The eclectic approach to design seen in the suburbs has in the past depended largely on the vision of a developer, whether public or private. A good example of this is the flats at Les Marais in St Clement. At 14 stories, they very obviously don’t ‘fit in’ with anything at all. They’re an urban form built on the edge of St Helier’s eastern suburbs, with agricultural fields beyond. They wouldn’t be contemplated now, but were a response to the provision of housing typical of the mid-20th Century. The majority of current suburban housing developments in England, by contrast, are low rise, and inspired by the local vernacular, rather than system building and modernism. They use traditional forms, colours and details: brick and pantile in East Anglia, stone in the Cotswolds, and so on.

Here in Jersey there’s much discussion about what ‘local’ means. The BIP even ventures into new territory for an Island Plan in discussing the role buildings play in protecting and promoting the Island’s identity.
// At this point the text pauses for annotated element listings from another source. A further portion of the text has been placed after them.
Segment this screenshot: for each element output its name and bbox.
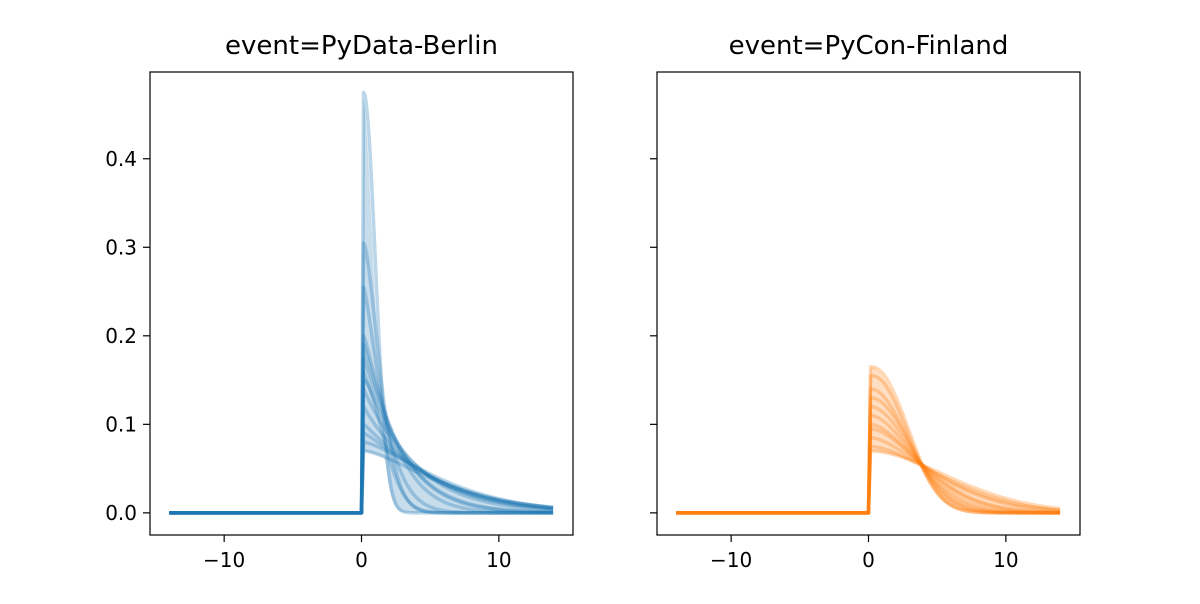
series-line-11 (169, 431, 554, 515)
series-line-6 (169, 369, 554, 515)
series-line-1 (169, 241, 554, 515)
y-tick-label: 0.1 (105, 412, 137, 436)
uncertainty-band (868, 366, 1061, 513)
panel-title: event=PyData-Berlin (225, 31, 498, 61)
series-line-2 (169, 285, 554, 515)
series-line-0 (169, 90, 554, 515)
panel-pycon-finland: event=PyCon-Finland −10 0 10 (650, 31, 1081, 572)
series-line-1 (676, 373, 1061, 515)
series-line-0 (676, 365, 1061, 515)
series-line-7 (169, 378, 554, 515)
y-tick-label: 0.3 (105, 235, 137, 259)
panel-title: event=PyCon-Finland (729, 31, 1009, 61)
y-tick-label: 0.4 (105, 147, 137, 171)
panel-pydata-berlin: event=PyData-Berlin −10 0 10 0.0 0.1 0.2 0.3 0.… (105, 31, 574, 572)
x-tick-label: 0 (355, 548, 368, 572)
series-line-10 (676, 449, 1061, 515)
series-line-6 (676, 422, 1061, 515)
y-tick-label: 0.2 (105, 324, 137, 348)
series-line-13 (169, 449, 554, 515)
y-tick-label: 0.0 (105, 501, 137, 525)
x-tick-label: 0 (862, 548, 875, 572)
series-line-12 (169, 440, 554, 515)
series-line-5 (676, 413, 1061, 515)
series-line-3 (169, 334, 554, 515)
series-line-9 (676, 444, 1061, 515)
series-line-10 (169, 422, 554, 515)
series-line-2 (676, 387, 1061, 515)
series-line-5 (169, 356, 554, 515)
x-tick-label: −10 (203, 548, 245, 572)
series-line-8 (676, 435, 1061, 515)
series-line-4 (169, 342, 554, 515)
series-line-3 (676, 396, 1061, 515)
series-line-8 (169, 387, 554, 515)
series-line-7 (676, 427, 1061, 515)
x-tick-label: −10 (710, 548, 752, 572)
series-line-9 (169, 404, 554, 515)
series-line-4 (676, 404, 1061, 515)
x-tick-label: 10 (486, 548, 511, 572)
x-tick-label: 10 (993, 548, 1018, 572)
This largely means looking at our traditional buildings and creating something that responds to these, without defining what.

Clearly what we need is good suburbs, but exploration of what ‘good’ looks like is needed, starting with acceptance of the word in our Island Plan. The BIP has concluded that Les Quennevais should be our second urban centre, so presumably ‘town’ rules would apply. Development around the parish centres is proposed, and designs here would most likely fit in by utilising traditional or modern vernacular forms.

But where fields give way to housing around the edge of town, it’s difficult to define a suitable stylistic form and tensions consequently arise. We are concerned about the change from rural to suburban, and in designing new buildings we are forced to confront questions of whether we should retain rural roots, or move towards a denser, high rise and more urban future.

This is complicated, but rather than leave it to individual developers, perhaps town and country can talk to each other about how the change can be managed. The result might be suburbs that stop being unsatisfactory liminal spaces – just somewhere on the way to somewhere else - and become places we’ve thought about and where we’d like to live.